Glass-Steagall is more properly known as the Banking Act of 1933. When mention is made of Glass- Steagall, it usually refers to the sections of the Act that forbid combining investment banking, including insurance, and commercial banking. The aim was to separate the trading functions of investment banks from the deposit taking functions of commercial banks. Investment banks are typically highly leveraged, often 30 or 40 times. This is more or less the equivalent of going to the races and  betting with someone else's money. The idea was that Main Street would have somewhere safe to put its money while Wall Street could get on with the more risky trading and deal making.

Weill's aim was to create the first financial supermarket by backing his Traveler's group into Citibank. This model is also referred to as 'bankassurance'. The idea is that synergies will be gained through cross-selling. For example, if someone gets a loan for a property, you sell them an insurance policy. Anyway, it didn't work. Citigroup was dismembered.

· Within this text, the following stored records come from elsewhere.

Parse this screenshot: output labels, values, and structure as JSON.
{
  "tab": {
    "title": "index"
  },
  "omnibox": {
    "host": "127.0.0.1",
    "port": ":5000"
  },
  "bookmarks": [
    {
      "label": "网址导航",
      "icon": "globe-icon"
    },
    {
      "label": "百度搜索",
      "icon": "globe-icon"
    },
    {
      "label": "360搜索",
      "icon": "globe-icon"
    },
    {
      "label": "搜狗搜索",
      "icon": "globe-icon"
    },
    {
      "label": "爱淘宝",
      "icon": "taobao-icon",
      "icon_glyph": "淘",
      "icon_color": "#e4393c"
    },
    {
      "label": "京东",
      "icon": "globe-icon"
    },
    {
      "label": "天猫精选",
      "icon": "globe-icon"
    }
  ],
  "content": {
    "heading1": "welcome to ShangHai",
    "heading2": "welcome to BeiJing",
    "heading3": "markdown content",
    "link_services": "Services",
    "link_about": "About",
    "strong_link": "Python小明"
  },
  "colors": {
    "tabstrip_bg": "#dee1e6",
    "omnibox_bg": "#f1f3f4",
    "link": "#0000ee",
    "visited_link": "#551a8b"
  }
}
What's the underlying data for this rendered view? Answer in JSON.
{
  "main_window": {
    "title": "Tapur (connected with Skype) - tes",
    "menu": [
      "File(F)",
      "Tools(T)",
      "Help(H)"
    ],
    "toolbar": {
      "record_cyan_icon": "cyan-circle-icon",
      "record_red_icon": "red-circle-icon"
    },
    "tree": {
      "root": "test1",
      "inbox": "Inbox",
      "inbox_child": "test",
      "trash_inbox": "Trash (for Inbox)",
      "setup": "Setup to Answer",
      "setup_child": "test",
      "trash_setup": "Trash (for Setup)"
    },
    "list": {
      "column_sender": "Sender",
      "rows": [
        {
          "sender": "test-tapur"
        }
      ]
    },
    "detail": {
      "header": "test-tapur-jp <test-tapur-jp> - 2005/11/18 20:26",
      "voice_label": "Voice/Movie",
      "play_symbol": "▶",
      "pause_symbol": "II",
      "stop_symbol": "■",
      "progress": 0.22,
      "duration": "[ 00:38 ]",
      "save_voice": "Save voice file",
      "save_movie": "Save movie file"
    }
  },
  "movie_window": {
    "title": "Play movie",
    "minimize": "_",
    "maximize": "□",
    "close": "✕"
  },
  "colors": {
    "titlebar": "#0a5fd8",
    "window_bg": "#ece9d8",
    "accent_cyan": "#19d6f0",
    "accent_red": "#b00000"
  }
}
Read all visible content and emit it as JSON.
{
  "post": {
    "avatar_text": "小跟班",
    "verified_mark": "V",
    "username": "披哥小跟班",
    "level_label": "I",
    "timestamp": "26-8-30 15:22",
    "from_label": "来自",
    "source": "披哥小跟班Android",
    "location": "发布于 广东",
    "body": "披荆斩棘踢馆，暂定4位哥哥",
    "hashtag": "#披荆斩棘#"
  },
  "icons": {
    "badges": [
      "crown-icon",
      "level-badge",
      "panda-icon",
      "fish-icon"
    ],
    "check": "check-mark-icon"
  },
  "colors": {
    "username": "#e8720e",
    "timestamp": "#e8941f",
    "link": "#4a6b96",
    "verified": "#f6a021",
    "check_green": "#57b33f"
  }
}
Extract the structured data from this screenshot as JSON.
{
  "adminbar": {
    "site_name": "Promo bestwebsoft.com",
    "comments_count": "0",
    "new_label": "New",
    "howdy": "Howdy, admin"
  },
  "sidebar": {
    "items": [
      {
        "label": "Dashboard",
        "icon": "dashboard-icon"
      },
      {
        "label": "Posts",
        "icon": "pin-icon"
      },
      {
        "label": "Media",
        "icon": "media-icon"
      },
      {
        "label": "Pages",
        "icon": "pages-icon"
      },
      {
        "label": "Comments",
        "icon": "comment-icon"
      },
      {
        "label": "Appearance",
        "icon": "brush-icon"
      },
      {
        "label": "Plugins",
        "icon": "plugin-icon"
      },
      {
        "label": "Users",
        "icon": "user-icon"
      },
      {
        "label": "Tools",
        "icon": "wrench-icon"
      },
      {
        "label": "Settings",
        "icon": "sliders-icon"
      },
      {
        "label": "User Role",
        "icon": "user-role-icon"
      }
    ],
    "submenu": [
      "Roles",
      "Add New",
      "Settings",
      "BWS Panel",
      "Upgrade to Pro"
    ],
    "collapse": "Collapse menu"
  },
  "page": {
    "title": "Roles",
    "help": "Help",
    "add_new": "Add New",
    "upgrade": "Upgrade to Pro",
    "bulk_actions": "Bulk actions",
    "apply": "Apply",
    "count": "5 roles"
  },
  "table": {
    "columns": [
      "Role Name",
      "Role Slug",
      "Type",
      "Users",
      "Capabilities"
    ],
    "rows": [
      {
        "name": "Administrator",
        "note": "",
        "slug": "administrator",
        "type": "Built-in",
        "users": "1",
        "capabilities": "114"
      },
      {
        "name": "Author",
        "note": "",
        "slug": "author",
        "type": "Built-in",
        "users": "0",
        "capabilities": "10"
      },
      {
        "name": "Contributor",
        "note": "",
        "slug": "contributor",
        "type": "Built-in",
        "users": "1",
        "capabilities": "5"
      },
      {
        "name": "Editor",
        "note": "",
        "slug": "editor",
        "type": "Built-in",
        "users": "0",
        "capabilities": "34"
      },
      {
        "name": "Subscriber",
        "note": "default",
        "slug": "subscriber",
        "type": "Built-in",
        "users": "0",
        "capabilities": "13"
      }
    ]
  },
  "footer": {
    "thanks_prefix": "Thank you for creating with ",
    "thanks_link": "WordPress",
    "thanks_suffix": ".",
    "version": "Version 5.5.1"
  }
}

However, by that time, through the combined efforts of Wall Street's bankers, led by Sandy Weill, Glass Steagall was repealed and replaced by the Gramm-Leach-Bliley  Act, which was signed into law by President Bill Clinton in 1999. This allowed firms to combine both investment banking and commercial banking activities. It meant highly leveraged firms which were gambling on the markets were also the custodians of Main Street's savings. Firms no longer bothered to pretend they were mere order takers and began a massive move into 'prop trading' or proprietary trading on the firm's account.

Sandy Weill proposes unscrambling the omlette. Could Glass-Steagall be reinstated? Doubtful. Even Paul Volcker, the former chairman of the Federal Reserve Board, with has massive political and market authority hasn't been able to separate prop trading from commercial banking. Are the Citigroups of the American finance too big to fail? Probably. When Lehmann Brothers went to the wall it almost took the world's financial markets with it. Not an experience American  regulators would like to repeat. It would be a very brave man who introduced a bill to break up Citigroup. Unscrambling this omlette is going to take a lot more resolution than America's lawmakers have shown so far.